Irans Außenminister Abbas Araghtschi hatte Grossi am Freitag "böswillige Absichten" vorgeworfen. Teheran kritisierte die IAEA dafür, die israelischen und US-Angriffe auf die iranischen Atomanlagen nicht verurteilt zu haben.

Grossi hatte nach den Angriffen Zugang zu den beschädigten Anlagen gefordert, um die Bestände an angereichertem Uran überprüfen zu können. Die Regierung in Teheran lehnt dies bisher ab. Das iranische Parlament stimmte zudem für die Aussetzung der Zusammenarbeit mit der IAEA.

Der IAEA-Chef widersprach zudem der Darstellung von US-Präsident Donald Trump, die Angriffe hätten das iranische Atomprogramm um "Jahrzehnte" zurückgeworfen.
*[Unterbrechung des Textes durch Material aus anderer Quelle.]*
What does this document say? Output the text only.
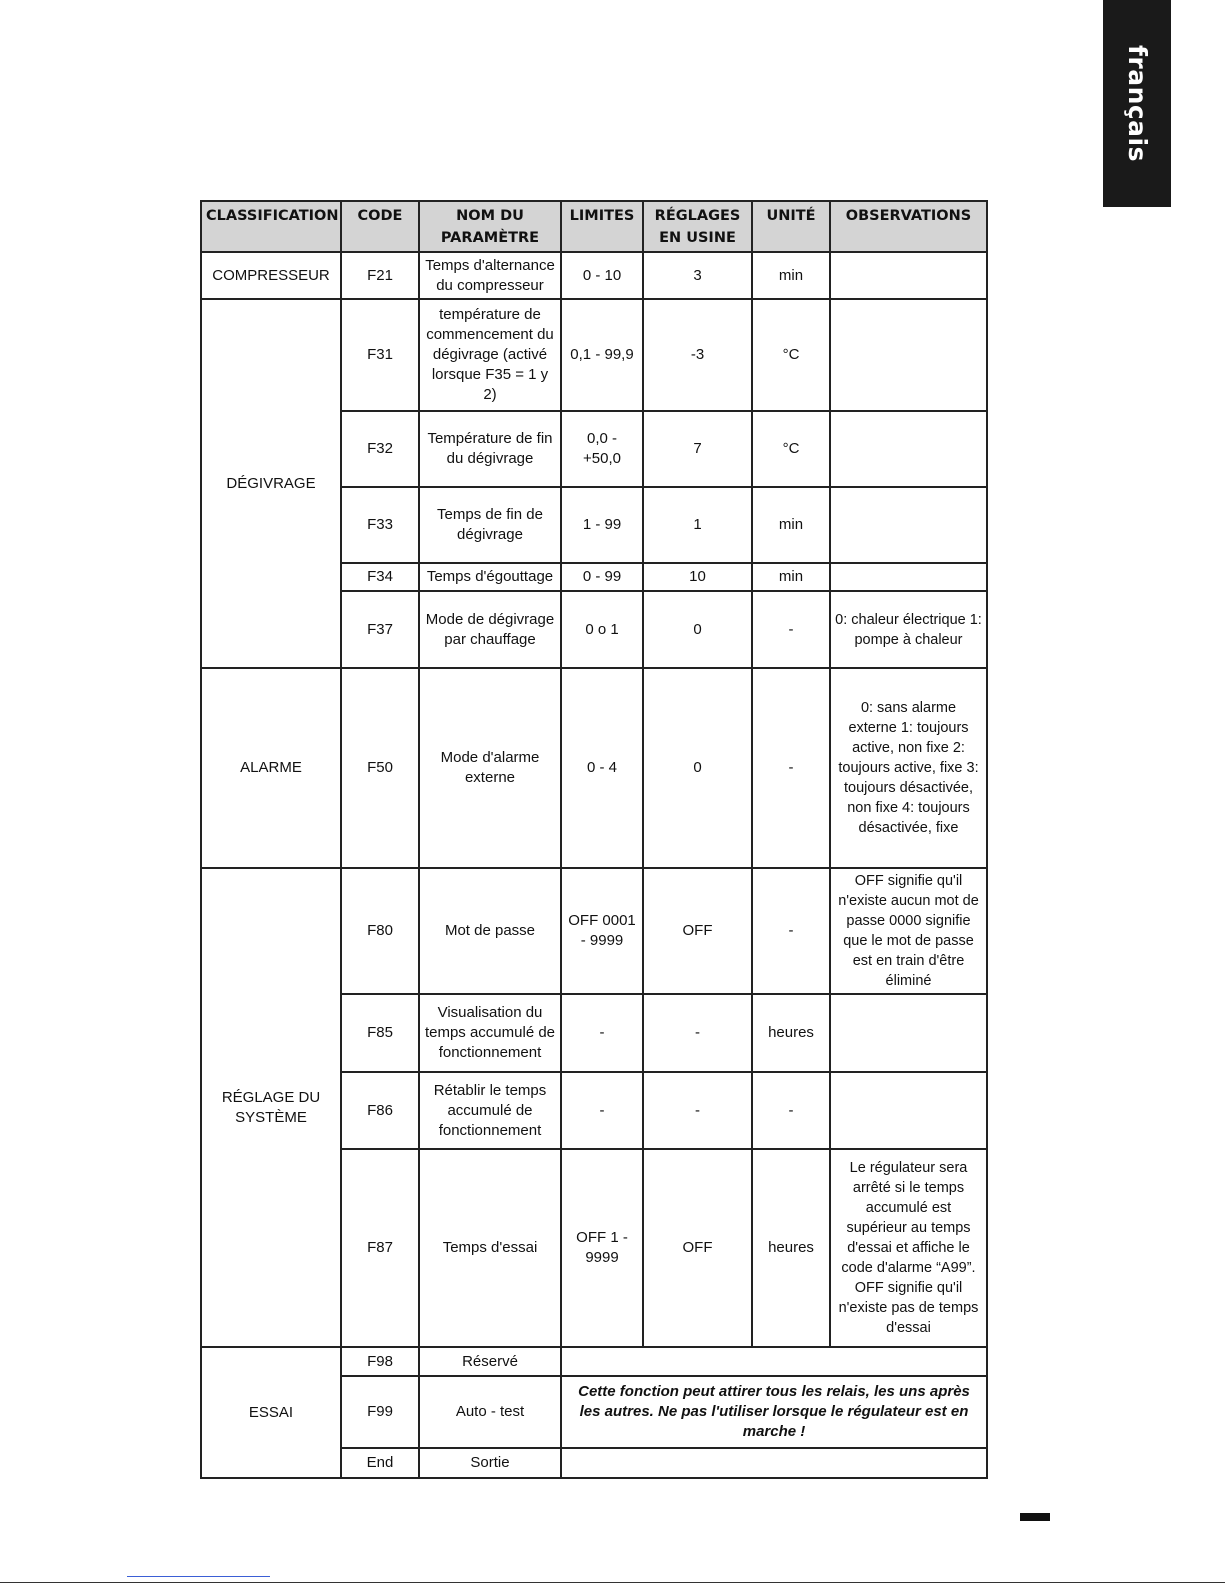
français
CLASSIFICATION	CODE	NOM DU PARAMÈTRE	LIMITES	RÉGLAGES EN USINE	UNITÉ	OBSERVATIONS
COMPRESSEUR	F21	Temps d'alternance du compresseur	0 - 10	3	min	
DÉGIVRAGE	F31	température de commencement du dégivrage (activé lorsque F35 = 1 y 2)	0,1 - 99,9	-3	°C	
	F32	Température de fin du dégivrage	0,0 - +50,0	7	°C	
	F33	Temps de fin de dégivrage	1 - 99	1	min	
	F34	Temps d'égouttage	0 - 99	10	min	
	F37	Mode de dégivrage par chauffage	0 o 1	0	-	0: chaleur électrique 1: pompe à chaleur
ALARME	F50	Mode d'alarme externe	0 - 4	0	-	0: sans alarme externe 1: toujours active, non fixe 2: toujours active, fixe 3: toujours désactivée, non fixe 4: toujours désactivée, fixe
RÉGLAGE DU SYSTÈME	F80	Mot de passe	OFF 0001 - 9999	OFF	-	OFF signifie qu'il n'existe aucun mot de passe 0000 signifie que le mot de passe est en train d'être éliminé
	F85	Visualisation du temps accumulé de fonctionnement	-	-	heures	
	F86	Rétablir le temps accumulé de fonctionnement	-	-	-	
	F87	Temps d'essai	OFF 1 - 9999	OFF	heures	Le régulateur sera arrêté si le temps accumulé est supérieur au temps d'essai et affiche le code d'alarme “A99”. OFF signifie qu'il n'existe pas de temps d'essai
ESSAI	F98	Réservé				
	F99	Auto - test	Cette fonction peut attirer tous les relais, les uns après les autres. Ne pas l'utiliser lorsque le régulateur est en marche !			
	End	Sortie				
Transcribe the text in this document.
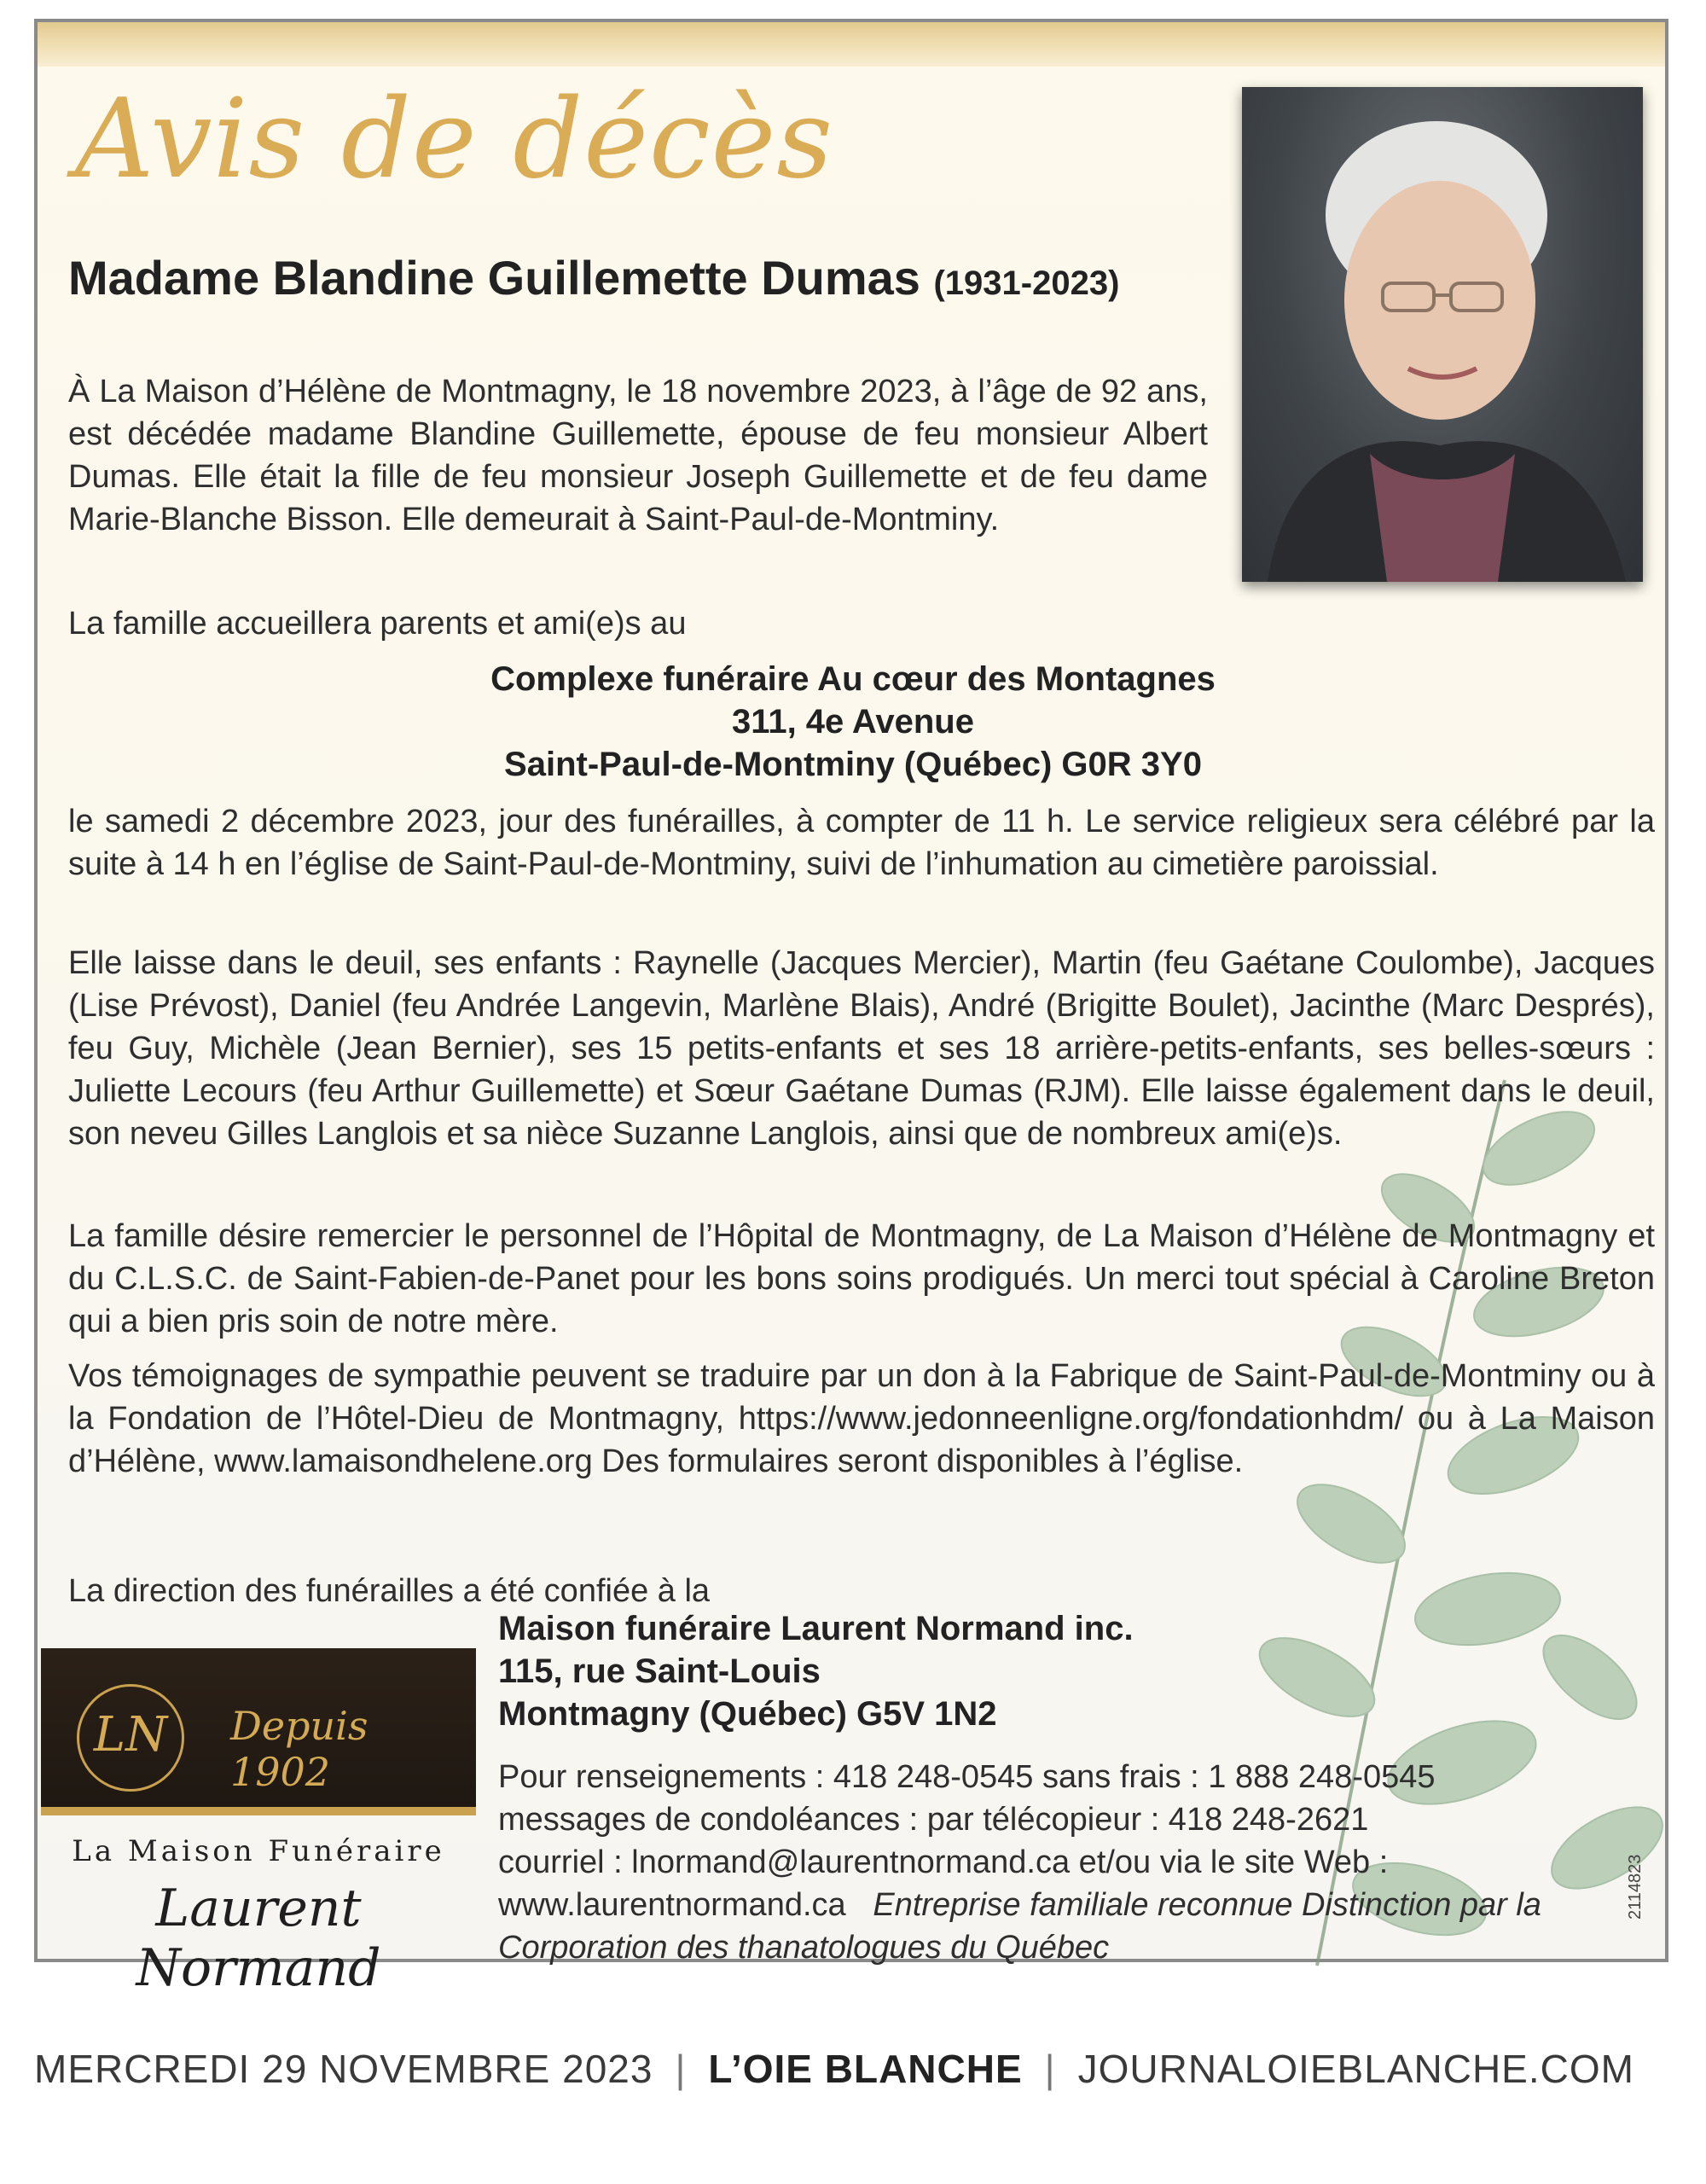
Avis de décès
Madame Blandine Guillemette Dumas (1931-2023)

À La Maison d’Hélène de Montmagny, le 18 novembre 2023, à l’âge de 92 ans, est décédée madame Blandine Guillemette, épouse de feu monsieur Albert Dumas. Elle était la fille de feu monsieur Joseph Guillemette et de feu dame Marie-Blanche Bisson. Elle demeurait à Saint-Paul-de-Montminy.

La famille accueillera parents et ami(e)s au

Complexe funéraire Au cœur des Montagnes
311, 4e Avenue
Saint-Paul-de-Montminy (Québec) G0R 3Y0

le samedi 2 décembre 2023, jour des funérailles, à compter de 11 h. Le service religieux sera célébré par la suite à 14 h en l’église de Saint-Paul-de-Montminy, suivi de l’inhumation au cimetière paroissial.

Elle laisse dans le deuil, ses enfants : Raynelle (Jacques Mercier), Martin (feu Gaétane Coulombe), Jacques (Lise Prévost), Daniel (feu Andrée Langevin, Marlène Blais), André (Brigitte Boulet), Jacinthe (Marc Després), feu Guy, Michèle (Jean Bernier), ses 15 petits-enfants et ses 18 arrière-petits-enfants, ses belles-sœurs : Juliette Lecours (feu Arthur Guillemette) et Sœur Gaétane Dumas (RJM). Elle laisse également dans le deuil, son neveu Gilles Langlois et sa nièce Suzanne Langlois, ainsi que de nombreux ami(e)s.

La famille désire remercier le personnel de l’Hôpital de Montmagny, de La Maison d’Hélène de Montmagny et du C.L.S.C. de Saint-Fabien-de-Panet pour les bons soins prodigués. Un merci tout spécial à Caroline Breton qui a bien pris soin de notre mère.

Vos témoignages de sympathie peuvent se traduire par un don à la Fabrique de Saint-Paul-de-Montminy ou à la Fondation de l’Hôtel-Dieu de Montmagny, https://www.jedonneenligne.org/fondationhdm/ ou à La Maison d’Hélène, www.lamaisondhelene.org Des formulaires seront disponibles à l’église.

La direction des funérailles a été confiée à la

LN	Depuis 1902
La Maison Funéraire
Laurent Normand
Maison funéraire Laurent Normand inc.
115, rue Saint-Louis
Montmagny (Québec) G5V 1N2
Pour renseignements : 418 248-0545 sans frais : 1 888 248-0545
messages de condoléances : par télécopieur : 418 248-2621
courriel : lnormand@laurentnormand.ca et/ou via le site Web :
www.laurentnormand.ca Entreprise familiale reconnue Distinction par la Corporation des thanatologues du Québec
2114823
MERCREDI 29 NOVEMBRE 2023 | L’OIE BLANCHE | JOURNALOIEBLANCHE.COM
Wie Grossi dem US-Sender CBS laut einem am Samstag veröffentlichten Interview-Transkript sagte, könnte Teheran nach Einschätzung der IAEA bereits in einigen Monaten wieder mit der Urananreicherung beginnen. Auch der US-Geheimdienst geht laut US-Medien davon aus, dass das iranische Atomprogramm nur um einige Monate zurückgeworfen wurde.

Israel hatte am 13. Juni einen Großangriff auf den Iran gestartet und dies mit dem fortgeschrittenen iranischen Atom- und Raketenprogramm begründet. Der Iran überzog Israel daraufhin mit massiven Angriffswellen. Die USA griffen schließlich vor einer Woche in den Krieg zwischen Israel und dem Iran ein und bombardierten die iranischen Atomanlagen Fordo, Natans und Isfahan. Am Dienstag trat nach zwölf Tagen Krieg eine Waffenruhe zwischen Israel und dem Iran in Kraft.